A strange expression of mingled fright and resolve grew on her face. She ran on tiptoe to her wardrobe and with frantic haste dragged out a rough cloak that fell over her soft house-gown, covering it to the feet. It had a peaked hood falling from its collar and into this she thrust the resentful masses of her hair. Every few seconds she caught her breath in a short gasp, and once she paused with an apprehensive glance over her shoulder and shivered. She scarcely knew what she did, nor did she ask herself what might be the outcome of such an absurd adventure. She neither knew nor cared. She was swept off her feet and whirled away into some outlandish limbo of shadowy fear and crying dread.

Slipping off her shoes, she went swiftly and noiselessly down the stair.
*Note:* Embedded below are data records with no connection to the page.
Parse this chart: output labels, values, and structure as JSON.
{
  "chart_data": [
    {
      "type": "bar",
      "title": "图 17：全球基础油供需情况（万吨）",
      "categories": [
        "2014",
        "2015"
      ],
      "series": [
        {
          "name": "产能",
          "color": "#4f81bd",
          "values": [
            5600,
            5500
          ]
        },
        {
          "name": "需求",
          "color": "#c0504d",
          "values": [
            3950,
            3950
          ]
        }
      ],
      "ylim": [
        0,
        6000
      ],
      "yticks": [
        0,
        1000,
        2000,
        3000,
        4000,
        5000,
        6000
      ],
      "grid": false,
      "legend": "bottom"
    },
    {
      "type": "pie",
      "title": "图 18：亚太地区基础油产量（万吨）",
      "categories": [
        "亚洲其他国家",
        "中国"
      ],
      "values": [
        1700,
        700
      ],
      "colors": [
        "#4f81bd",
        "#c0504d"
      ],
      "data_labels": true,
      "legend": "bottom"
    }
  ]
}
She let herself out of the door and, shoes on again, ran across the clover. A hound clambered about her, whining, but she silenced him with a whispered word. Selim lifted his head and she patted the snuffling inquiring muzzle an instant before, with her hand on his mane, she led him through the hedge to the stable. It was but the work of a moment to throw on a side-saddle and buckle the girth. Then, mounting, she turned him into the lane.
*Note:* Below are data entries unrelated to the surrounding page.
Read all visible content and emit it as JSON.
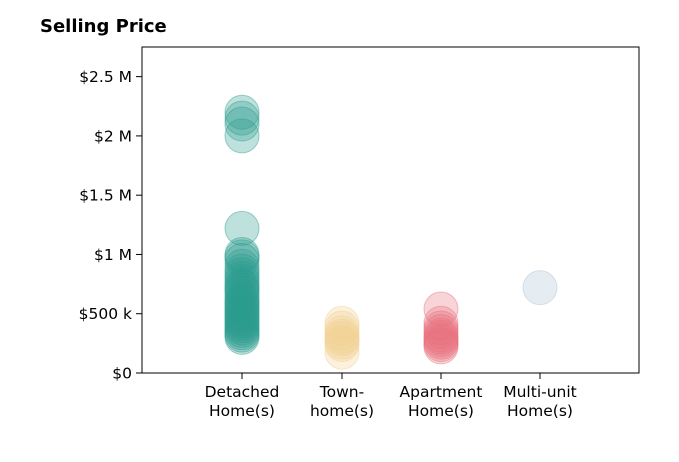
{
  "chart_data": {
    "type": "scatter",
    "title": "Selling Price",
    "xlabel": "",
    "ylabel": "",
    "ylim": [
      0,
      2750000
    ],
    "y_ticks": [
      {
        "value": 0,
        "label": "$0"
      },
      {
        "value": 500000,
        "label": "$500 k"
      },
      {
        "value": 1000000,
        "label": "$1 M"
      },
      {
        "value": 1500000,
        "label": "$1.5 M"
      },
      {
        "value": 2000000,
        "label": "$2 M"
      },
      {
        "value": 2500000,
        "label": "$2.5 M"
      }
    ],
    "categories": [
      {
        "lines": [
          "Detached",
          "Home(s)"
        ]
      },
      {
        "lines": [
          "Town-",
          "home(s)"
        ]
      },
      {
        "lines": [
          "Apartment",
          "Home(s)"
        ]
      },
      {
        "lines": [
          "Multi-unit",
          "Home(s)"
        ]
      }
    ],
    "grid": false,
    "legend": "none",
    "series": [
      {
        "color": "#2a9d8f",
        "values": [
          2000000,
          2100000,
          2150000,
          2200000,
          1220000,
          1000000,
          980000,
          950000,
          900000,
          860000,
          830000,
          800000,
          770000,
          740000,
          720000,
          700000,
          680000,
          650000,
          620000,
          600000,
          580000,
          560000,
          540000,
          520000,
          500000,
          480000,
          460000,
          440000,
          420000,
          400000,
          380000,
          360000,
          340000,
          320000,
          300000
        ]
      },
      {
        "color": "#f2d091",
        "values": [
          420000,
          380000,
          340000,
          310000,
          290000,
          260000,
          240000,
          175000
        ]
      },
      {
        "color": "#e76f7d",
        "values": [
          540000,
          420000,
          380000,
          350000,
          320000,
          300000,
          280000,
          260000,
          240000,
          220000
        ]
      },
      {
        "color": "#a9c1d4",
        "values": [
          720000
        ]
      }
    ]
  }
}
He was thoroughbred, and her tense excitement seemed to communicate itself to him. He blew the breath through his delicate flaring nostrils and flung up his head at her restraining hand on the bridle. Once on the Red Road, she let him have his will. The long vacant highway reeled out behind her to the fierce and lonely hoof-tattoo. She was scarcely conscious of consecutive thought—all was a vague jumble of chaotic impressions threaded by that necessity that called her like an insistent voice.

Copse and hedge flew by, streaks of distemper on the shifting gloom; swarthy farmhouse roofs huddled like giant Indians on the trail, and ponds in pastures glinted back the pale glimmering of stars. The faint mist, tangled in the branches of the trees, made them look like ghosts gathered to see her pass. Was this real or was she dreaming? Was she, Shirley Dandridge, really galloping down an open road at midnight—because of the hare-brained maunderings of a half-mad old negro?
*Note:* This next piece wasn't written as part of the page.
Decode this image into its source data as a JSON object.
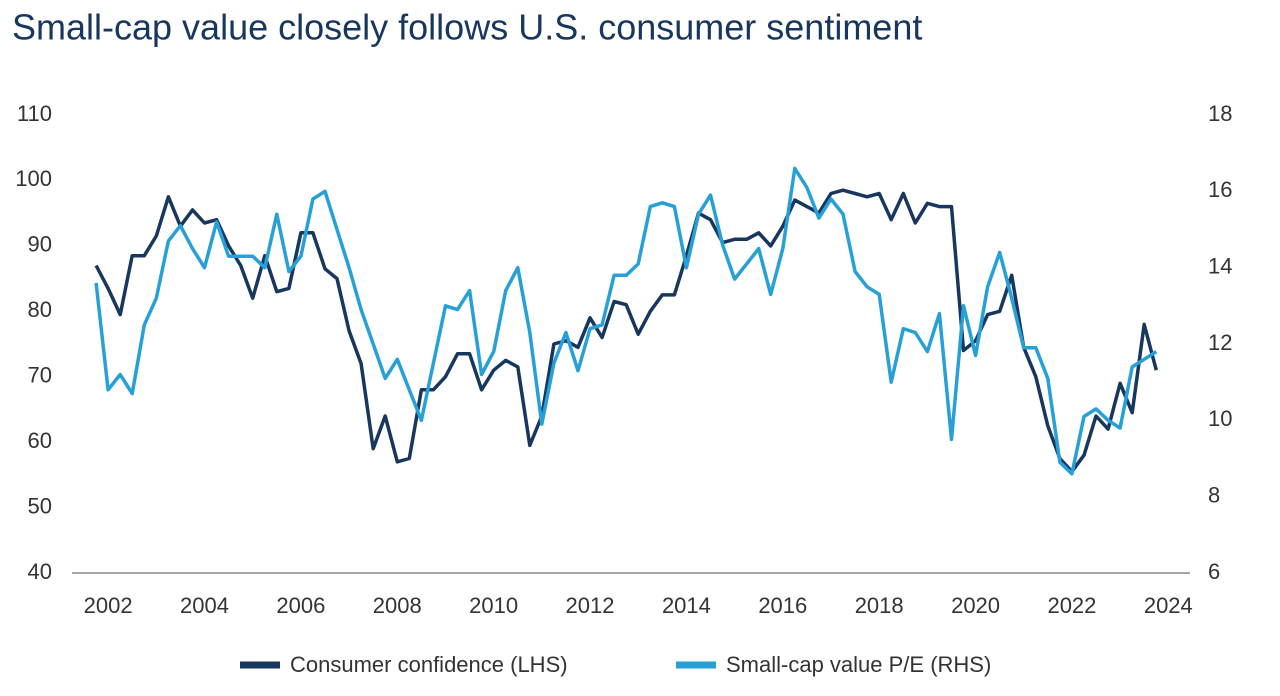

The great iron gate of Damory Court hung open, and scarcely slackening her pace, she rode through and up the long drive. The glooming house-front was blank and silent and its huge porch columns looked like lonely gray monoliths in the wan light. Not a twinkle showed at chink or cranny; the ponderous shutters were closed. There was a sense of desertion, of emptiness about the place that brought her heart into her throat with a sickly horrible feeling of certainty.

She jumped down from the blowing horse and hurried around the house. The door of the kitchens was open and a ladder of dim reddish light fell from it across the grass. She ran swiftly and looked in. A huddled figure sat there, rocking to and fro in the lamplight.

“Aunt Daph,” she called, “what is the matter?”

The turbaned head turned sharply toward her. “Dat yo’, Miss Shirley?” the old woman said huskily. “Is yo’ come ter see Mars’ John ’fo’ he gwine away? Yo’ too late, honey, too late! He done gone ter de deepo fo’ ter ketch de thoo train. En, oh, honey, Ah knows in mah ole ha’at dat Mars’ John ain’ nevah gwine come back ter Dam’ry Co’ot no mo’!”